Concepedia

TLDR

People convey emotional states through facial and vocal cues. The study introduces a dataset to investigate multimodal emotion expression and perception and to support further research. The dataset contains 7,442 clips from 91 diverse actors, with audio, visual, and audio‑visual ratings of basic emotions collected from 2,443 crowd‑source raters. Recognition accuracy is highest for neutral (63.6% audio‑visual), visual cues outperform audio alone, and disgust and fear require audio‑visual integration while anger and happiness can be identified from a single modality.

Abstract

People convey their emotional state in their face and voice.
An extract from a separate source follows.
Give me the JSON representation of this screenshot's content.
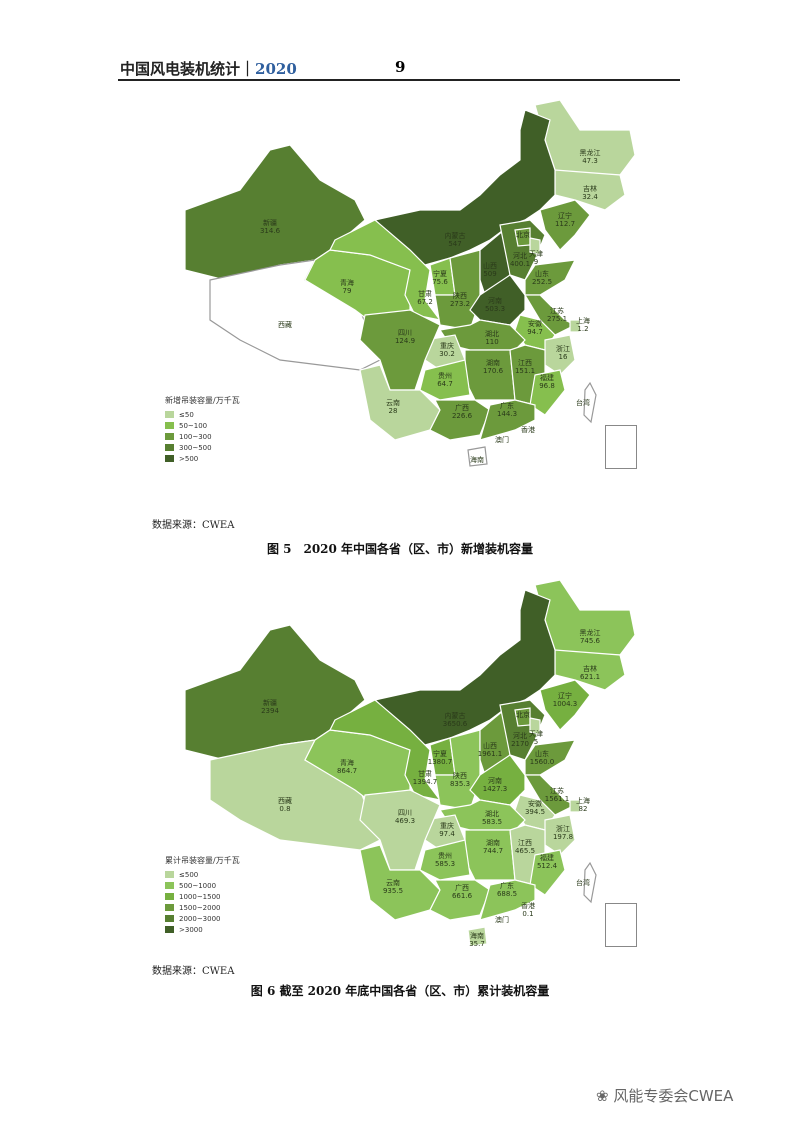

We present an audio-visual data set uniquely suited for the study of multi-modal emotion expression and perception. The data set consists of facial and vocal emotional expressions in sentences spoken in a range of basic emotional states (happy, sad, anger, fear, disgust, and neutral). 7,442 clips of 91 actors with diverse ethnic backgrounds were rated by multiple raters in three modalities: audio, visual, and audio-visual. Categorical emotion labels and real-value intensity values for the perceived emotion were collected using crowd-sourcing from 2,443 raters. The human recognition of intended emotion for the audio-only, visual-only, and audio-visual data are 40.9%, 58.2% and 63.6% respectively. Recognition rates are highest for neutral, followed by happy, anger, disgust, fear, and sad. Average intensity levels of emotion are rated highest for visual-only perception. The accurate recognition of disgust and fear requires simultaneous audio-visual cues, while anger and happiness can be well recognized based on evidence from a single modality. The large dataset we introduce can be used to probe other questions concerning the audio-visual perception of emotion.